Oxfordshire County Council (OCC) set their 2019/2020 budget and planned up to 2023 on Tuesday this week with a £1bn boost over the next decade for the county’s highways, school buildings and other infrastructure.  Young people will benefit from improved community-run youth services, while children’s social care budgets will double by 2023.

Cllr Ian Hudspeth, the leader of the council, said: “We have taken difficult decisions in the past as we have to produce a balanced budget every year. Taking those tough decisions has meant we are in a more solid financial position. However budgets are still tight, and the council will need to continue to change so we can improve services and free up resources needed to meet the rising demand for services – particularly for vulnerable children and adults.”

Youth groups will be invited to bid in to a £1m fund over two years, and are encouraged to find match funding from their local communities. Feedback from residents’ points to strong support for improving community-run youth services, and this money would help existing projects expand and new ones get off the ground.

Highway improvements, new school buildings and energy-efficient streetlighting will be possible thanks to a £1 billion investment over the next ten years.  The statement however says “approval for funding for transport schemes across Oxfordshire – including Banbury, Oxford, Eynsham, Benson, Wantage, Didcot, Thame and Bicester” – Henley-on-Thames is not listed!

There will be more money for adult and children’s social services.  The council is in the process of doubling the children’s social care budget from its £46m level in 2011 up to £95m by 2023 as the number of children entering care in Oxfordshire and across England continues to rise. The council’s budget for adult social care could increase by £5m in 2019/20, with further annual increases reaching nearly £6m by 2022/23 to increase support for the growing number of older and disabled people.

Investment will be made in digital technology to save money, maintain and improve services to make it easier to access services online. The council is budgeting for savings of £50m from changing the way services are delivered. The council has already started implementing these changes, including improving online ‘self-service’ HR and finance systems used by staff. As part of the partnership with Cherwell District Council, legal services for the two councils are joining up.

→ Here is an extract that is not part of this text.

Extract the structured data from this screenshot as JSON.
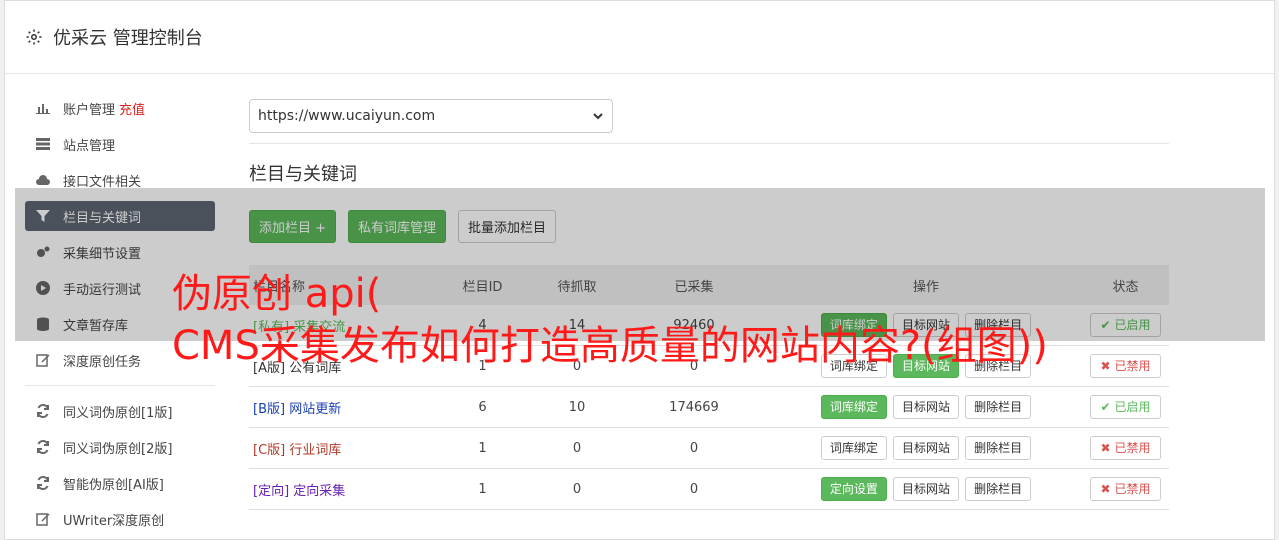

The Council’s plan for Council Tax remains unaltered since the council last set its budget in February 2018.  Oxfordshire CC’s part of the Council Tax will raise by 2.99 per cent in 2019/20 and 1.99 per cent in the years thereafter.

1 commnet
  1. wireless waffler says:

    If Henley on Thames is not listed why are they using our council tax to fund this exercise? Our GP surgery could do with funding for an Autism Help Group, and I am sure many other areas of Henley could do with this funding.